Factors associated with improved biochemical response to neoadjuvant androgen deprivation therapy before definitive radiation therapy in prostate cancer patients
Menée sur 453 patients atteints d'un cancer de la prostate avec risque intermédiaire ou élevé de récidive et traités entre 1990 et 2011, cette étude identifie les facteurs associés à la réponse à un traitement néoadjuvant anti-androgénique combiné à une radiothérapie définitive
Background : In prostate cancer patients treated with androgen deprivation therapy (ADT) and radiation therapy (RT), a pre-RT PSA level greater than or equal to 0.5 ng ml−1, determined after neoadjuvant ADT and before RT, predicts for worse survival measures. The present study sought to identify patient, tumor and treatment characteristics associated with the pre-RT PSA in prostate cancer patients. Methods : We reviewed the charts of all patients diagnosed with intermediate- and high-risk prostate cancer and treated with a combination of neoadjuvant (median, 2.2 and 2.5 months, respectively), concurrent, and adjuvant ADT and RT between 1990 and 2011. Results : A total of 170 intermediate- and 283 high-risk patients met inclusion criteria. On multivariate analysis, both intermediate- and high-risk patients with higher pre-treatment PSA (iPSA) were significantly less likely to achieve a pre-RT PSA <0.5 ng ml−1 (iPSA 10.1–20 ng ml−1: P=0.005 for intermediate risk; iPSA 10.1–20 ng ml−1: P=0.005, iPSA >20 ng ml−1: P<0.001 for high risk). High-risk patients undergoing total androgen blockade were more likely to achieve a pre-RT PSA <0.5 ng ml−1 (P=0.031). We observed an interaction between race and type of neoadjuvant ADT (P=0.074); whereas African-American men on total androgen blockade reached pre-RT PSA <0.5 ng ml−1 as frequently as other men on total androgen blockade (P=0.999), African-American men on luteinizing hormone-releasing hormone (LH-RH) agonist monotherapy/orchiectomy were significantly less likely to reach pre-RT PSA <0.5 ng ml−1 compared with other men on LH-RH monotherapy/orchiectomy (P=0.001).

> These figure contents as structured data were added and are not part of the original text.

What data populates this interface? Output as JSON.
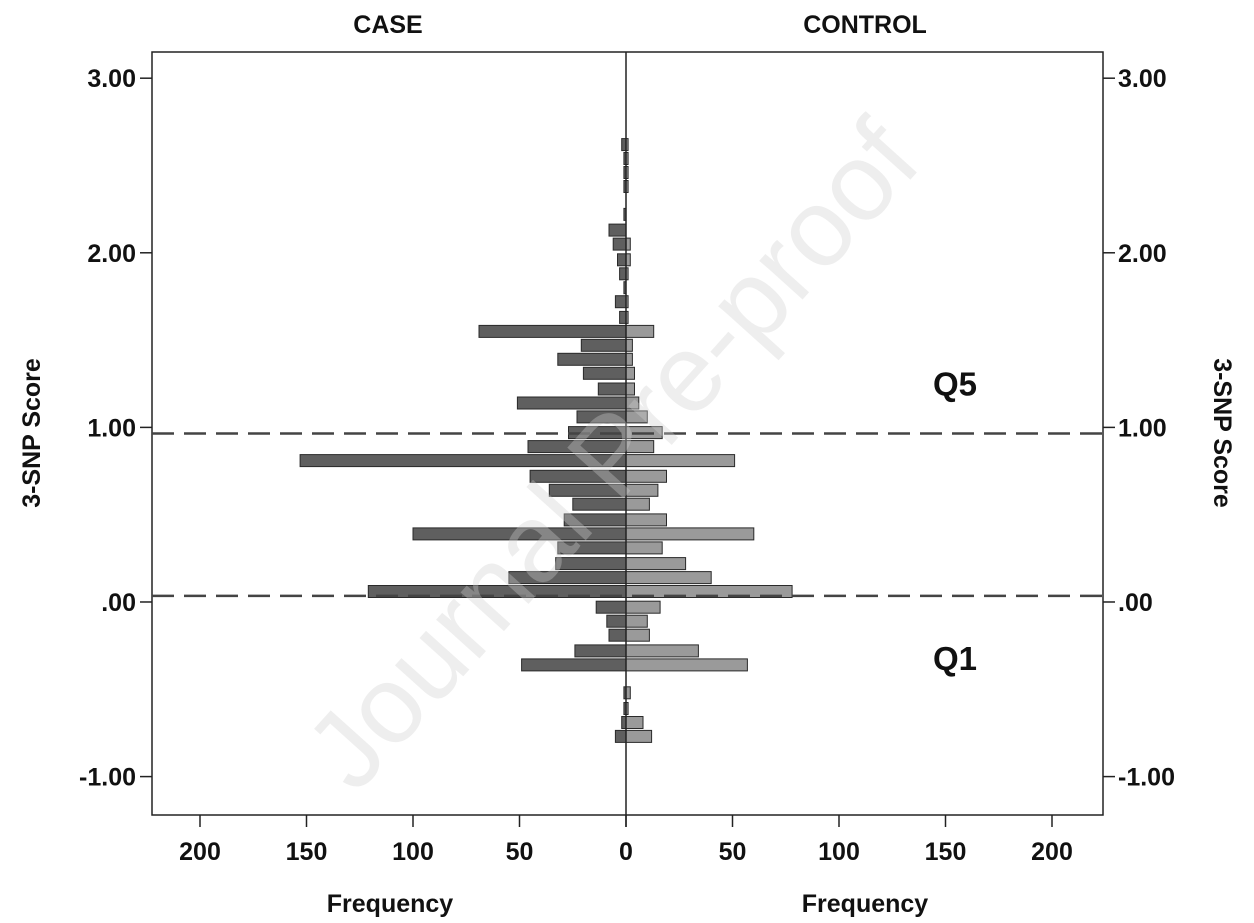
{
  "chart_data": {
    "type": "bar",
    "orientation": "horizontal-mirrored",
    "left_panel_label": "CASE",
    "right_panel_label": "CONTROL",
    "ylabel_left": "3-SNP Score",
    "ylabel_right": "3-SNP Score",
    "xlabel_left": "Frequency",
    "xlabel_right": "Frequency",
    "ylim": [
      -1.22,
      3.15
    ],
    "xlim": [
      0,
      220
    ],
    "y_ticks": [
      3.0,
      2.0,
      1.0,
      0.0,
      -1.0
    ],
    "y_tick_labels": [
      "3.00",
      "2.00",
      "1.00",
      ".00",
      "-1.00"
    ],
    "x_tick_labels": [
      "200",
      "150",
      "100",
      "50",
      "0",
      "0",
      "50",
      "100",
      "150",
      "200"
    ],
    "x_tick_values_left": [
      200,
      150,
      100,
      50,
      0
    ],
    "x_tick_values_right": [
      0,
      50,
      100,
      150,
      200
    ],
    "bin_width": 0.08,
    "case_color": "#5f5f5f",
    "control_color": "#9a9a9a",
    "bar_border_color": "#2a2a2a",
    "dashed_lines": [
      0.965,
      0.035
    ],
    "region_labels": [
      {
        "text": "Q5",
        "y": 1.25
      },
      {
        "text": "Q1",
        "y": -0.32
      }
    ],
    "watermark": "Journal Pre-proof",
    "series": [
      {
        "name": "CASE",
        "bins": [
          {
            "y": 2.62,
            "value": 2
          },
          {
            "y": 2.54,
            "value": 1
          },
          {
            "y": 2.46,
            "value": 1
          },
          {
            "y": 2.38,
            "value": 1
          },
          {
            "y": 2.22,
            "value": 1
          },
          {
            "y": 2.13,
            "value": 8
          },
          {
            "y": 2.05,
            "value": 6
          },
          {
            "y": 1.96,
            "value": 4
          },
          {
            "y": 1.88,
            "value": 3
          },
          {
            "y": 1.8,
            "value": 1
          },
          {
            "y": 1.72,
            "value": 5
          },
          {
            "y": 1.63,
            "value": 3
          },
          {
            "y": 1.55,
            "value": 69
          },
          {
            "y": 1.47,
            "value": 21
          },
          {
            "y": 1.39,
            "value": 32
          },
          {
            "y": 1.31,
            "value": 20
          },
          {
            "y": 1.22,
            "value": 13
          },
          {
            "y": 1.14,
            "value": 51
          },
          {
            "y": 1.06,
            "value": 23
          },
          {
            "y": 0.97,
            "value": 27
          },
          {
            "y": 0.89,
            "value": 46
          },
          {
            "y": 0.81,
            "value": 153
          },
          {
            "y": 0.72,
            "value": 45
          },
          {
            "y": 0.64,
            "value": 36
          },
          {
            "y": 0.56,
            "value": 25
          },
          {
            "y": 0.47,
            "value": 29
          },
          {
            "y": 0.39,
            "value": 100
          },
          {
            "y": 0.31,
            "value": 32
          },
          {
            "y": 0.22,
            "value": 33
          },
          {
            "y": 0.14,
            "value": 55
          },
          {
            "y": 0.06,
            "value": 121
          },
          {
            "y": -0.03,
            "value": 14
          },
          {
            "y": -0.11,
            "value": 9
          },
          {
            "y": -0.19,
            "value": 8
          },
          {
            "y": -0.28,
            "value": 24
          },
          {
            "y": -0.36,
            "value": 49
          },
          {
            "y": -0.52,
            "value": 1
          },
          {
            "y": -0.61,
            "value": 1
          },
          {
            "y": -0.69,
            "value": 2
          },
          {
            "y": -0.77,
            "value": 5
          }
        ]
      },
      {
        "name": "CONTROL",
        "bins": [
          {
            "y": 2.62,
            "value": 1
          },
          {
            "y": 2.54,
            "value": 1
          },
          {
            "y": 2.46,
            "value": 1
          },
          {
            "y": 2.38,
            "value": 1
          },
          {
            "y": 2.05,
            "value": 2
          },
          {
            "y": 1.96,
            "value": 2
          },
          {
            "y": 1.88,
            "value": 1
          },
          {
            "y": 1.72,
            "value": 1
          },
          {
            "y": 1.63,
            "value": 1
          },
          {
            "y": 1.55,
            "value": 13
          },
          {
            "y": 1.47,
            "value": 3
          },
          {
            "y": 1.39,
            "value": 3
          },
          {
            "y": 1.31,
            "value": 4
          },
          {
            "y": 1.22,
            "value": 4
          },
          {
            "y": 1.14,
            "value": 6
          },
          {
            "y": 1.06,
            "value": 10
          },
          {
            "y": 0.97,
            "value": 17
          },
          {
            "y": 0.89,
            "value": 13
          },
          {
            "y": 0.81,
            "value": 51
          },
          {
            "y": 0.72,
            "value": 19
          },
          {
            "y": 0.64,
            "value": 15
          },
          {
            "y": 0.56,
            "value": 11
          },
          {
            "y": 0.47,
            "value": 19
          },
          {
            "y": 0.39,
            "value": 60
          },
          {
            "y": 0.31,
            "value": 17
          },
          {
            "y": 0.22,
            "value": 28
          },
          {
            "y": 0.14,
            "value": 40
          },
          {
            "y": 0.06,
            "value": 78
          },
          {
            "y": -0.03,
            "value": 16
          },
          {
            "y": -0.11,
            "value": 10
          },
          {
            "y": -0.19,
            "value": 11
          },
          {
            "y": -0.28,
            "value": 34
          },
          {
            "y": -0.36,
            "value": 57
          },
          {
            "y": -0.52,
            "value": 2
          },
          {
            "y": -0.61,
            "value": 1
          },
          {
            "y": -0.69,
            "value": 8
          },
          {
            "y": -0.77,
            "value": 12
          }
        ]
      }
    ]
  }
}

Conclusions : Our findings suggest that total androgen blockade in the neoadjuvant period may be beneficial compared with LH-RH monotherapy for achieving a pre-RT PSA <0.5 ng ml−1 in African-American men with high-risk prostate cancer. In addition, men with higher iPSA are more likely to have a pre-RT PSA greater than 0.5 ng ml−1 in response to neoadjuvant ADT and are therefore candidates for clinical trials testing newer, more aggressive hormone-ablative therapies.